Wir laufen zu den Bussen, die in einer Seitenstraße bereit stehen. Wir steigen ein, erleichtert, erschöpft auch. Gegenseitiges Schulterklopfen, jemand weint, alle sind glücklich. Dann fahren wir los, begleitet von Polizeiwagen. Was jetzt kommt, kennen wir schon vom 2013. Umziehen, eine Stunde lang fahren wir in Begleitung mehrerer Polizeiwagen durch die Stadt, im Zickzack, eine Verwirrungstaktik, bis zum Messegelände. Dort lassen uns die Polizisten aussteigen, wir laufen zur U-Bahn, die Polizei ist immer und überall dabei, auch in der Station, zum Teil mit Hunden. Auf die Züge warten dort Hunderte Teilnehmer, alle fahren in die Stadt, zurück in ihre Wohnungen und Hotels. Jetzt lauert Gefahr. Die Rechten sind in der Stadt unterwegs, überall, sie sind wütend, weil sie uns nichts anhaben konnten und wollen sich rächen. Unsere Busse haben sie beobachtet bei der Abfahrt, einer hat uns den Stinkefinger gezeigt.
Wir fahren zum Maidan, ins Zentrum der Stadt. Dort stehen sie schon. Naomi und ich geben uns als Heteropaar aus, die anderen tun es uns nach. Vor dem McDonald’s stehen jetzt Gruppen von Rechten, die die Leute ansprechen. Sie sind auf der Suche nach den Aktivisten, die sie während des Marsches fotografiert haben. Sie suchen nach Ausländern aus „Gayrope“, die ihnen ihre Moral und Werte nehmen wollen. Doch um Moral und Werte geht es ihnen gar nicht, sie kennen nur Hass.
Auf dem Chreshatyk, dem Prachtboulevard der Stadt, rennen die Nazis in Horden hin und her, eine bewährte Taktik ist das. Sie tun das ohne Ziel, sie wollen einfach sehen, wie die Leute reagieren. Wer zuckt, weil er Angst hat oder gar wegläuft, verrät sich und wird verfolgt. Bis zum Nachmittag ist von einem Zwischenfall zu hören. Einen Aktivisten haben sie nach dem Marsch erwischt, er wurde erkannt. Es geht ihm gut.

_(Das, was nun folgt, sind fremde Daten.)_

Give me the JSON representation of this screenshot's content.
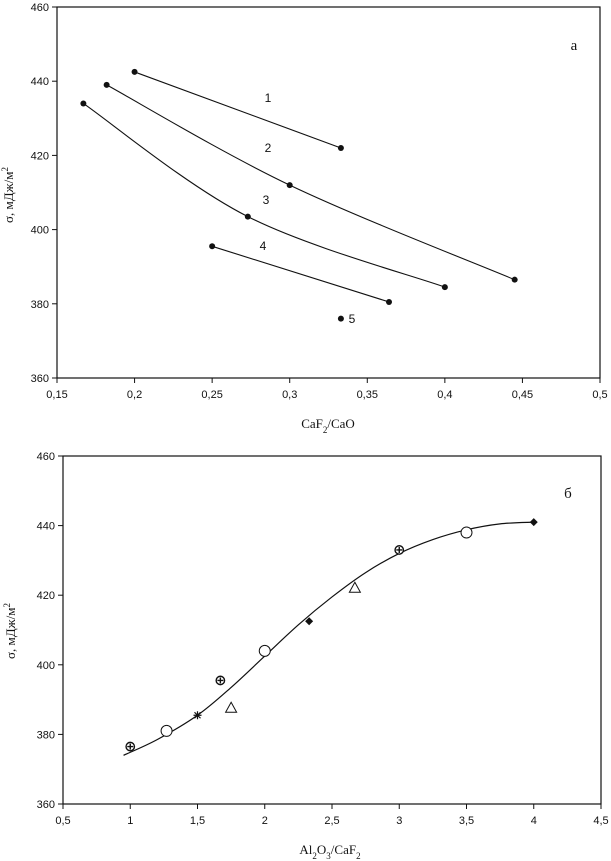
{
  "chart_data": [
    {
      "type": "line",
      "panel_label": "а",
      "xlabel": "CaF₂/CaO",
      "ylabel": "σ, мДж/м²",
      "xlim": [
        0.15,
        0.5
      ],
      "ylim": [
        360,
        460
      ],
      "xticks": [
        0.15,
        0.2,
        0.25,
        0.3,
        0.35,
        0.4,
        0.45,
        0.5
      ],
      "xtick_labels": [
        "0,15",
        "0,2",
        "0,25",
        "0,3",
        "0,35",
        "0,4",
        "0,45",
        "0,5"
      ],
      "yticks": [
        360,
        380,
        400,
        420,
        440,
        460
      ],
      "ytick_labels": [
        "360",
        "380",
        "400",
        "420",
        "440",
        "460"
      ],
      "grid": false,
      "series": [
        {
          "name": "1",
          "x": [
            0.2,
            0.333
          ],
          "y": [
            442.5,
            422
          ]
        },
        {
          "name": "2",
          "x": [
            0.182,
            0.3,
            0.445
          ],
          "y": [
            439,
            412,
            386.5
          ]
        },
        {
          "name": "3",
          "x": [
            0.167,
            0.273,
            0.4
          ],
          "y": [
            434,
            403.5,
            384.5
          ]
        },
        {
          "name": "4",
          "x": [
            0.25,
            0.364
          ],
          "y": [
            395.5,
            380.5
          ]
        },
        {
          "name": "5",
          "x": [
            0.333
          ],
          "y": [
            376
          ]
        }
      ]
    },
    {
      "type": "scatter",
      "panel_label": "б",
      "xlabel": "Al₂O₃/CaF₂",
      "ylabel": "σ, мДж/м²",
      "xlim": [
        0.5,
        4.5
      ],
      "ylim": [
        360,
        460
      ],
      "xticks": [
        0.5,
        1,
        1.5,
        2,
        2.5,
        3,
        3.5,
        4,
        4.5
      ],
      "xtick_labels": [
        "0,5",
        "1",
        "1,5",
        "2",
        "2,5",
        "3",
        "3,5",
        "4",
        "4,5"
      ],
      "yticks": [
        360,
        380,
        400,
        420,
        440,
        460
      ],
      "ytick_labels": [
        "360",
        "380",
        "400",
        "420",
        "440",
        "460"
      ],
      "grid": false,
      "points": [
        {
          "x": 1.0,
          "y": 376.5,
          "marker": "circle-cross"
        },
        {
          "x": 1.27,
          "y": 381,
          "marker": "open-circle"
        },
        {
          "x": 1.5,
          "y": 385.5,
          "marker": "asterisk"
        },
        {
          "x": 1.67,
          "y": 395.5,
          "marker": "circle-cross"
        },
        {
          "x": 1.75,
          "y": 387.5,
          "marker": "triangle"
        },
        {
          "x": 2.0,
          "y": 404,
          "marker": "open-circle"
        },
        {
          "x": 2.33,
          "y": 412.5,
          "marker": "diamond"
        },
        {
          "x": 2.67,
          "y": 422,
          "marker": "triangle"
        },
        {
          "x": 3.0,
          "y": 433,
          "marker": "circle-cross"
        },
        {
          "x": 3.5,
          "y": 438,
          "marker": "open-circle"
        },
        {
          "x": 4.0,
          "y": 441,
          "marker": "diamond"
        }
      ],
      "fit_curve": {
        "x": [
          0.95,
          1.2,
          1.5,
          1.75,
          2.0,
          2.25,
          2.5,
          2.75,
          3.0,
          3.25,
          3.5,
          3.75,
          4.0
        ],
        "y": [
          374,
          378.5,
          385.5,
          393.5,
          402.5,
          411.5,
          419.5,
          426.5,
          432,
          436,
          438.8,
          440.5,
          441
        ]
      }
    }
  ]
}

Als ich in meiner Wohnung am Maidan ankomme, fange ich an, die Erlebnisse aufzuarbeiten. Von unserer Gruppe werden die meisten diesen sonnigen Tag zuhause verbringen. Wir haben keine andere Wahl, es ist zu gefährlich. In den Biergarten zu gehen oder auch nur in ein Restaurant, könnte zu Übergriffen führen. Zum Fußballspiel Ukraine – Deutschland dürften heute Abend weitere Hooligans anreisen. Ich lade unsere Gruppe deshalb zum Abendessen in meine Wohnung ein.
Dann werden wir feiern. Denn wir können stolz sein auf das, was die Community hier vor Ort geleistet hat, wie sie dieses Land verändert hat. Auf diesem Weg werden wir sie weiter unterstützen mit aller Kraft und großem Engagement und viel Herzblut – im Kampf für Menschenrechte!